Updated: 2016-01-21 08:04
By Xu Wei (China Daily)

 Living in the city

A boy runs to join his schoolmates as they wait for their teachers to lead them to the train at Hengshui Railway Station.

Stay or leave?

For many migrant workers in Beijing, the abundance of job opportunities is the reason they have chosen to stay in the capital.

Zhang Ying, a 22-year-old from Guizhou province who works at an Internet company, said she does not like Beijing as a city and only stays because of the employment opportunities.

She isn't planning to buy an apartment or have a child, so the fact that she doesn't have Beijing hukou isn't a concern for her. "Even though the authorities are trying to limit the size of the population, most of the time it really doesn't make much difference to your life whether you have hukou status or not," she said.

However, the heavily polluted air means she won't stay in the capital longer than necessary.

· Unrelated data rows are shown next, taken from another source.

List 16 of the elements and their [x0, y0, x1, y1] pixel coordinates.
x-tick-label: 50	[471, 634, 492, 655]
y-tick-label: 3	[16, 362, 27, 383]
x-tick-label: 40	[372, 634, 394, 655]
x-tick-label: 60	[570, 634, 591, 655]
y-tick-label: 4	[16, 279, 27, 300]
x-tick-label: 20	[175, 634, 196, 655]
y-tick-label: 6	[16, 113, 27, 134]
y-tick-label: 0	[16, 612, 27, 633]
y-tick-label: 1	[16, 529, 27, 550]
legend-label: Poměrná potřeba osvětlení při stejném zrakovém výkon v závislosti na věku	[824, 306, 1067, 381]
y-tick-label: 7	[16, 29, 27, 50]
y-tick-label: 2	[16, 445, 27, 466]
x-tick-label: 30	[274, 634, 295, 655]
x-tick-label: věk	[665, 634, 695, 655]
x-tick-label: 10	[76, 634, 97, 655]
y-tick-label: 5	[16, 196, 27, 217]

Wu Weihua, a 34-year-old express delivery courier, said he has never even dreamed about being able to settle in the capital: "Whatever kind of new system they introduce, I know it won't help migrant workers like me."

Wu's 9-year-old son attends a primary school in his hometown in Shaanxi province, and Wu is planning to leave the capital next year. "I came here eight years ago with just a train ticket. Now, I have a new house in my hometown, and I'm also planning to buy a car and drive it home," he said.

In his eight years as a courier, Wu has become familiar with most parts of the capital, but he has never really felt he belonged: "I am just passing through. I don't need any reminders to know that."

Liu Chaoyang remains hopeful that the authorities will relax the population-control policy at some point in the future.

"I don't see why I should be kicked out. I have paid taxes for 12 consecutive years, and I have purchased property here," he said. "If I had any other options I wouldn't stay. The fact is: I don't."